É mentira que André Bonirre tivesse ido, a meu pedido, aos Açores. André e o que restava dos meus amigos, a minha irmã, e mesmo ela, a mulher a quem tanto julguei amar, tinham ido a banhos, à medida que o calor, os fogos e as férias judiciais tornavam cada vez mais improvável a concessão da minha precária.
Cheguei sozinho à cidade da Horta nos finais de Agosto, antes das festas do Mar, a tempo de alugar um quarto na pensão que fica por cima do Café Internacional. No voo tive febre, suei muito e ao sair do avião as condições metereológicas pareceram-me pouco adequadas à época . Não conhecia ninguém, ninguém me esperava. Fiz o trajecto para a pensão em silêncio, tremendo ao lado do motorista do táxi. Enfiei-me na cama, talvez tenha dormido. Ao acordar escrevi algumas notas de um desespero brando num caderno de capas pretas que ainda guardo. Saí para a rua e ainda era manhã. Nesse dia que me pareceu sem fim caminhei junto ao mar até Alagoa. Na praia um grupo de gente puxava para terra o cadáver de um peixe grande, cinzento, luzidio. Voltei ao Castelo e desci as escadas para a praia de Santa de Cruz. Os iates dos navegadores solitários alinhavam-se no porto e um barco grande exibia a bandeira da Áustria, o que me pareceu espantoso, porque desconhecia que esse país tivesse frota. Tinha frio e reparei que quase ninguém tomava banho. Depois subi ao largo e entrei nos Bensaúde. Pediam homens para a Companhia Inglesa de Cabos Submarinos, mas pagavam mal e não especificavam o tipo de tarefas exigidas. À saída, um rapaz disse-me qualquer coisa que não entendi imediatamente: Ao pé da Capitania estão homens a contratar pessoal para a Companhia Alemã. Pagam melhor. Não lhe liguei e continuei a caminhar até Porto Pim. Não havia nenhuma mulher em Porto Pim, só sangue, sangue de baleia e as vísceras ocas da baleia inchando no mar calmo de Porto Pim.

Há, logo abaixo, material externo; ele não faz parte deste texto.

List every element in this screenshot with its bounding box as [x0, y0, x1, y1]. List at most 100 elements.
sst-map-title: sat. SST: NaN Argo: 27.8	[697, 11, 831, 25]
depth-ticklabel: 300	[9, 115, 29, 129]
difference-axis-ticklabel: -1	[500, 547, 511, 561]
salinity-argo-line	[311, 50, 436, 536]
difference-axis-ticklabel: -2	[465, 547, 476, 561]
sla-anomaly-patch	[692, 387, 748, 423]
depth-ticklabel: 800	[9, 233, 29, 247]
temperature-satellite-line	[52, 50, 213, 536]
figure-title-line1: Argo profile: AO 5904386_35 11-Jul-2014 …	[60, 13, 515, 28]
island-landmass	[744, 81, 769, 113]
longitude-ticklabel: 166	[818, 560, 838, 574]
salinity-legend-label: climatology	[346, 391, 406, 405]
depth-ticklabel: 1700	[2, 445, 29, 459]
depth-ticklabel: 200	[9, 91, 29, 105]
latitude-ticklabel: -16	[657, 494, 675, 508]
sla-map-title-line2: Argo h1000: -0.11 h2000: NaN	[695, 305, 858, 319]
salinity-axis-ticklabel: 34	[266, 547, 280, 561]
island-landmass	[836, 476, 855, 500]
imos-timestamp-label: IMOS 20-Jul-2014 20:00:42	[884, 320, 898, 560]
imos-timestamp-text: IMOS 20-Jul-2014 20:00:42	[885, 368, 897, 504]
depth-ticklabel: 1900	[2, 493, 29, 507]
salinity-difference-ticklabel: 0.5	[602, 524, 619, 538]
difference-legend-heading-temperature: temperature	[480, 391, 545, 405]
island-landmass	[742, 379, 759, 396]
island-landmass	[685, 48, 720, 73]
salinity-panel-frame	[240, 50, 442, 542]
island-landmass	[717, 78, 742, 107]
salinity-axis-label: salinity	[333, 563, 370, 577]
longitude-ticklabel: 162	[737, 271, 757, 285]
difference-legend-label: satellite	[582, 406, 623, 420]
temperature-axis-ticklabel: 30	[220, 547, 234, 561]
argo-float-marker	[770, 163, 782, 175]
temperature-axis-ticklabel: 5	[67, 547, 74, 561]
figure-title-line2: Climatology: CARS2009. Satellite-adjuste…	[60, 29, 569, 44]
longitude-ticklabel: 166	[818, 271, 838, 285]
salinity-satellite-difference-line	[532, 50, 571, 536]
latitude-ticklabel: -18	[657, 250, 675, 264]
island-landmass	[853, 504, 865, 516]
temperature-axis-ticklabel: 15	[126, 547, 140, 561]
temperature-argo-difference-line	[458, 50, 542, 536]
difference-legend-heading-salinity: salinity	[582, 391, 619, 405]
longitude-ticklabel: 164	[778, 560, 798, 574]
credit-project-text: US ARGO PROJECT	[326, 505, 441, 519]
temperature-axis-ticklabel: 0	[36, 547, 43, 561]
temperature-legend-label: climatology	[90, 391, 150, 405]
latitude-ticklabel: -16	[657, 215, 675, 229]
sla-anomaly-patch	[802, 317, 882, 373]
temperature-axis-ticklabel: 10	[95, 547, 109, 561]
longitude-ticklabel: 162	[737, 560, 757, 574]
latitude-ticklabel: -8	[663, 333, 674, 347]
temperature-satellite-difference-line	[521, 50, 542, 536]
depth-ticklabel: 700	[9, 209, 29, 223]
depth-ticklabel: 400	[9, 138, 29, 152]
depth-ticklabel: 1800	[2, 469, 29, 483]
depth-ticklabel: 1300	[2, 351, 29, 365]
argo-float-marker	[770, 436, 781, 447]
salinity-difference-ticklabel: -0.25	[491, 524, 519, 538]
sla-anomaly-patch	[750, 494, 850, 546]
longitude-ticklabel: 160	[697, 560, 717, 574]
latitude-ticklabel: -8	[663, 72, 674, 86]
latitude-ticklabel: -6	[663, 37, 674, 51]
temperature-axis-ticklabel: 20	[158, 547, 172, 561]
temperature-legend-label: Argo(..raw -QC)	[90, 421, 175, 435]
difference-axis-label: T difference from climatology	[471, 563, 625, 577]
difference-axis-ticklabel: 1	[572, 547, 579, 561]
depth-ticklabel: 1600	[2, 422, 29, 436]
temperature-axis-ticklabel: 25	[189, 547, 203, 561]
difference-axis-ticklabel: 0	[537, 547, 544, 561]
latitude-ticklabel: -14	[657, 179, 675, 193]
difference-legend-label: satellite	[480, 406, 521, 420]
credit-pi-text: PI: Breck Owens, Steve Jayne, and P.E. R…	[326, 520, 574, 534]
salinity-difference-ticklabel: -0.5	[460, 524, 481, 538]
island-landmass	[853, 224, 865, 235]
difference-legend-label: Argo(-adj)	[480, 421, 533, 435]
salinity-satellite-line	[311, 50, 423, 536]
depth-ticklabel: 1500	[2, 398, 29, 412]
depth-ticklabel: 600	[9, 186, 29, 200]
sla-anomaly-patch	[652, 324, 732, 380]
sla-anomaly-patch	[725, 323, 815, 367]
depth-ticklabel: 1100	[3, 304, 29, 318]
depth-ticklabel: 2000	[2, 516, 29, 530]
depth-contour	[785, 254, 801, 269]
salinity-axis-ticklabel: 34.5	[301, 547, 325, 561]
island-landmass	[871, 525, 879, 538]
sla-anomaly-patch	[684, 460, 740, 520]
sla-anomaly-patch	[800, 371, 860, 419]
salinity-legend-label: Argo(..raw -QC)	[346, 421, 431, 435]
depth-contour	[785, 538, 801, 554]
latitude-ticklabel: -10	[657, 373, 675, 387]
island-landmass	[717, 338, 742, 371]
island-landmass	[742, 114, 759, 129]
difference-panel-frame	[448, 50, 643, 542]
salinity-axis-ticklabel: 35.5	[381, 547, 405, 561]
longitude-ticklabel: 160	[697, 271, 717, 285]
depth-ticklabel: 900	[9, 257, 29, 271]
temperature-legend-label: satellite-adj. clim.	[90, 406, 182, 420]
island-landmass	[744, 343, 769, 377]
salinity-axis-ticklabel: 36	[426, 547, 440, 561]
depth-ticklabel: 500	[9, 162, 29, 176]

Voltei a tempo de ver a chegada do barco do Pico. Era sempre manhã, com vento e nevoeiro. O barco tinha uma vela gigante e vinha carregado de crianças esverdeadas, arrastadas pelas mães, de doentes de maca ou apoiados em familiares, tantos que não pensei que o barco do Pico tantos comportasse, e carros, pipas de vinho, sacas, caixotes selados, arcas. O desembarque fez-se em silêncio, como se o nevoeiro recomendasse uma solenidade absurda e abafasse todos os sons. Tropeçou em mim, sem me ver, uma mulher magra que se voltava para se certificar que os acompanhantes a seguiam. John, ouvia-a chamar. E vi um homem com ar de holandês desabituado ao sol a ajudar um rapaz a equilibrar-se no pontão.
Depois, ao fim da tarde, o sol apareceu e com ele o mar e a ilha do Pico. Esquecera-me da minha missão. A prisão, a falta de dinheiro, a deserção dos amigos, a morte iminente da literatura pertenciam a um passado que não era bem meu. Duas pessoas passaram ao meu lado e surpreendentemente falavam uma língua conhecida e era a minha.
À noite subi a rua Cônsul Dabney até à messe dos ingleses e fiquei vagamente a olhar a ilha defronte, as luzes da Madalena e da zona de fronteira, junto à costa. Um homem veio sentar-se à minha mesa. Disse-me que se chamava Thiers de Lemos e que tocava nessa noite no baile do Amor da Pátria. Fui lá, a seu convite. Barbeei-me, tomei banho e vesti o smoking que me emprestou. Dancei com uma mulher chamada Margarida. Desabituara-me do ópio, da doçura das mulheres, do perfume e da loucura das mulheres. Ainda não tinha acabado a primeira varsoviana e já ela me segredava que queria partir.
Eu tinha acabado de chegar. E havia duas coisas que sabia. Não era homem para ela. E alguma certeza deve existir. Se não de partir, pelo menos de não partir.